Pier Paolo Pasolini (1922-1975) was a multi-hyphenate of the first order: poet, journalist, playwright, novelist, actor, painter and outspoken Marxist. But he gained his greatest international renown as a director of films that challenged social mores and censorship laws. One of his most notorious was "Salo, or the 120 Days of Sodom," set during Italy's fascist period and inspired by the writings of the Marquis de Sade, and released shortly after Pasolini was murdered.

Pier Paolo Pasolini on the set of "Salo." United Artists

Abel Ferrera, a less-hyphenated but just-as-challenging filmmaker ("Bad Lieutenant," "King of New York," "Ms. 45"), has conjured a new film that is a meditation on the life and art of Pasolini -- his political views and hatred of government corruption and consumerism, his spirituality, and his homosexuality.

"Pasolini" has its U.S. premiere today at the New York Film Festival.

This thoughtful and sexually graphic depiction of what amounts to the final days of Pasolini's life is literate and visually playful, but ultimately frustrating. What is but a fragment of Pasolini's life and thought seems so slight compared to the ideas that fed his prodigious output, and that loomed so large at a time when corrupt government officials, corporations, terrorists, the Church, and artists like himself were grappling for Italy's soul.

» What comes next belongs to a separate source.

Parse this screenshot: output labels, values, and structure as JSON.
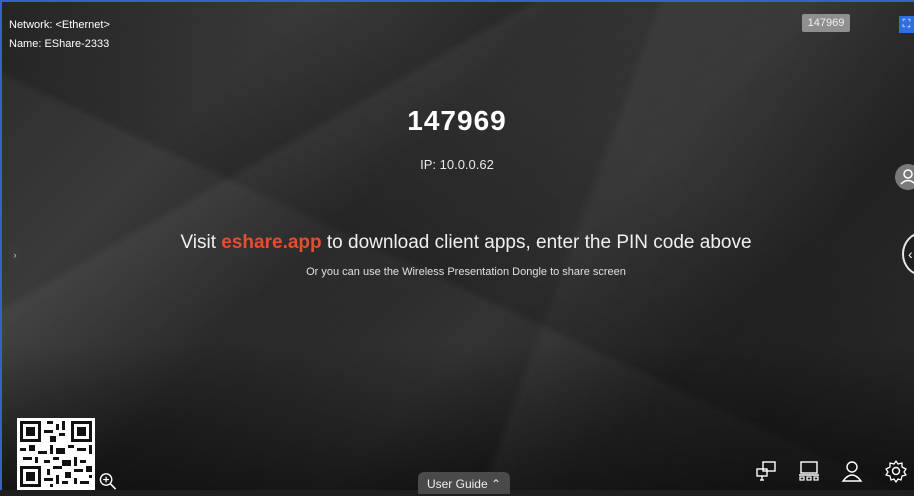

The film opens with a series of riveting interviews being conducted by journalists who question the filmmaker on his political agenda. These are followed by Pasolini's meetings with friends and colleagues to discuss his planned works; a vivid re-imagining of an unfinished screenplay that Pasolini was preparing at the time of his death; and his fateful final night, which began with his picking up a young man for anonymous sex on a beach and ended with his being attacked and bludgeoned.

The scenes of Pasolini's unfinished screenplay, "Porno-Teo-Kolossal," feature the actor Ninetto Davoli, who had appeared in several Pasolini films and was his friend and lover. He plays Epifanio, a man convinced that the Messiah has been born, and follows a shining star in the sky to where he believes the baby has arrived. What he finds, however, is a bacchanalian orgy between lesbians and homosexuals engaging in an annual rite of conception to preserve the human race.

Epifanio then travels on a staircase towards Heaven, but fails to reach paradise, realizing only then the preciousness of the Earth he has left behind.

As Pasolini, Willem Dafoe's graceful intellectualism permeates his performance as he truly inhabits the role -- he even wears some of Pasolini's own clothes.

But while the filmmakers' desire to create a sliver of Pasolini's life rather than a broad canvas is certainly practical, it feels unsatisfying. Incorporating many of Pasolini's own words from his interviews and writings, the screenplay flows with his literate disseminations of the problems facing Modern Man, in a society in which governments fail to act as adjuncts of the people they supposedly represent.

However, these fragments -- even those that appear to suggest a definitive answer to the enduring mystery behind Pasolini's murder on Nov. 2, 1975 -- occlude one another, impeding our understanding of his artistic and personal motivations. There is a disjoint between the film's representations of the philosophic and the carnal, the artistic and the political, when one suspects they are, to him, all of a piece.

It is, sadly, only an introduction to the man. But at least it is that.

In English, Italian and French, with English subtitles. Running time: 1:27. No U.S. distributor has been announced.